Type: Full I/O problem

Core idea: column j of the original (read bottom to top) becomes row j of the rotated matrix.

m, n = map(int, input().split())
matrix = [list(map(int, input().split())) for _ in range(m)]

for j in range(n):
    row = [matrix[m - 1 - i][j] for i in range(m)]
    print(*row)

Key rules: - Original m × n → rotated n × m - Rotated row j = original column j read from bottom to top - matrix[m-1-i][j] gives column j from row m-1 down to row 0


Problem Statement

Problem (I/O type)

Read an m × n matrix. Print the n × m matrix rotated 90 degrees clockwise.

Example:

Input
3 3
1 2 3
4 5 6
7 8 9
Output
7 4 1
8 5 2
9 6 3

Understanding clockwise rotation

For a 90° clockwise rotation: each column of the original becomes a row of the result, reading from bottom to top.

Original (3×3):        Rotated (3×3):
1  2  3                7  4  1   ← col 0 bottom→top: 7,4,1
4  5  6        →       8  5  2   ← col 1 bottom→top: 8,5,2
7  8  9                9  6  3   ← col 2 bottom→top: 9,6,3

Formula: rotated[j][i] = original[m-1-i][j]


Tracing the 3×3 example

Original column 0 = [1, 4, 7], bottom to top = [7, 4, 1] → first row of output ✓ Original column 1 = [2, 5, 8], bottom to top = [8, 5, 2] → second row ✓ Original column 2 = [3, 6, 9], bottom to top = [9, 6, 3] → third row ✓


Solution approaches

m, n = map(int, input().split())
matrix = [list(map(int, input().split())) for _ in range(m)]

for j in range(n):
    row = [matrix[m - 1 - i][j] for i in range(m)]
    print(*row)
m, n = map(int, input().split())
matrix = [list(map(int, input().split())) for _ in range(m)]

rotated = list(zip(*matrix[::-1]))
for row in rotated:
    print(*row)

matrix[::-1] reverses the row order. zip(*...) transposes (rows become columns). Together they give a 90° clockwise rotation in two steps.

m, n = map(int, input().split())
matrix = []
for _ in range(m):
    row = list(map(int, input().split()))
    matrix.append(row)

# Build rotated matrix: n rows, m columns
for j in range(n):
    rotated_row = []
    for i in range(m - 1, -1, -1):   # bottom to top
        rotated_row.append(matrix[i][j])
    print(*rotated_row)
# For reference only - numpy not available in exam
import numpy as np
m, n = map(int, input().split())
matrix = [list(map(int, input().split())) for _ in range(m)]
rotated = np.rot90(matrix, k=-1)   # k=-1 for clockwise
for row in rotated:
    print(*row)

Key takeaways

01

Column j (bottom to top) → row j of rotated matrix

This is the defining property of a 90° clockwise rotation. matrix[m-1-i][j] picks element from column j, counting rows from the bottom (i=0 → last row, i=m-1 → first row).

02

zip(*matrix[::-1]) - the two-liner trick

Reverse the rows (matrix[::-1]), then transpose (zip(*...)).
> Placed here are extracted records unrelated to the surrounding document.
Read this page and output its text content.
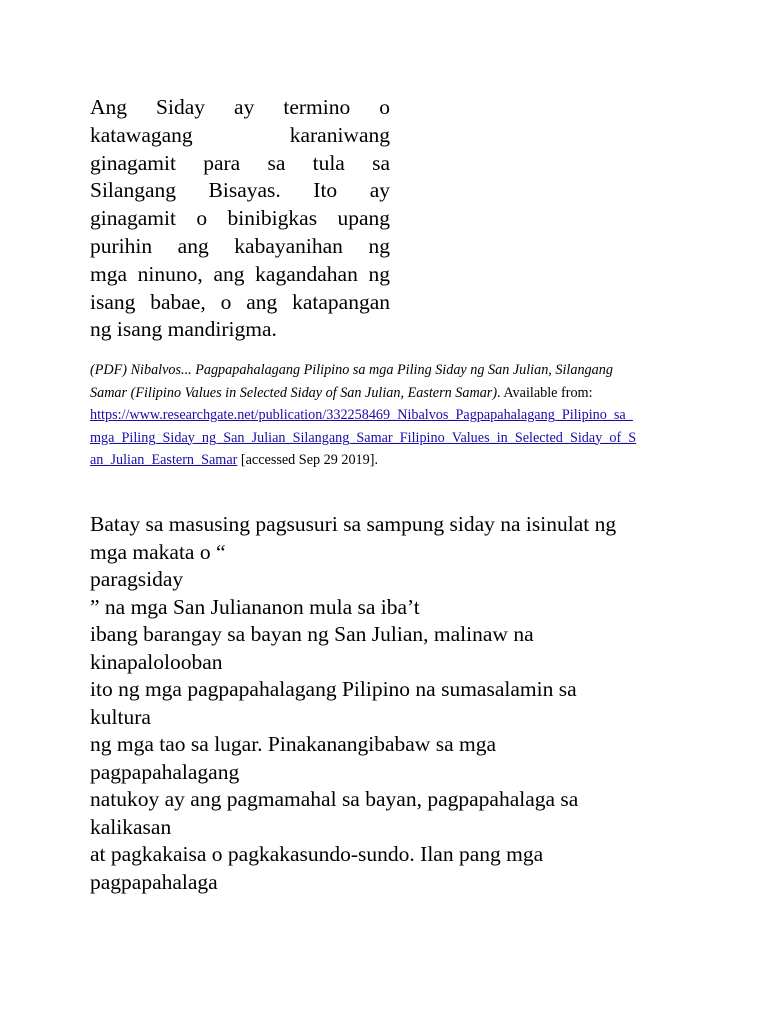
Ang Siday ay termino o
katawagang karaniwang
ginagamit para sa tula sa
Silangang Bisayas. Ito ay
ginagamit o binibigkas upang
purihin ang kabayanihan ng
mga ninuno, ang kagandahan ng
isang babae, o ang katapangan
ng isang mandirigma.
(PDF) Nibalvos... Pagpapahalagang Pilipino sa mga Piling Siday ng San Julian, Silangang
Samar (Filipino Values in Selected Siday of San Julian, Eastern Samar). Available from:
https://www.researchgate.net/publication/332258469_Nibalvos_Pagpapahalagang_Pilipino_sa_
mga_Piling_Siday_ng_San_Julian_Silangang_Samar_Filipino_Values_in_Selected_Siday_of_S
an_Julian_Eastern_Samar [accessed Sep 29 2019].
Batay sa masusing pagsusuri sa sampung siday na isinulat ng
mga makata o “
paragsiday
” na mga San Juliananon mula sa iba’t
ibang barangay sa bayan ng San Julian, malinaw na
kinapalolooban
ito ng mga pagpapahalagang Pilipino na sumasalamin sa
kultura
ng mga tao sa lugar. Pinakanangibabaw sa mga
pagpapahalagang
natukoy ay ang pagmamahal sa bayan, pagpapahalaga sa
kalikasan
at pagkakaisa o pagkakasundo-sundo. Ilan pang mga
pagpapahalaga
These two operations together achieve a 90° clockwise rotation. Memorise this pattern - it works for any rectangular matrix.

03

Output is n × m when input is m × n

Rotating a 3×4 matrix clockwise gives a 4×3 matrix. The number of output rows = original number of columns (n), and the number of output columns = original number of rows (m).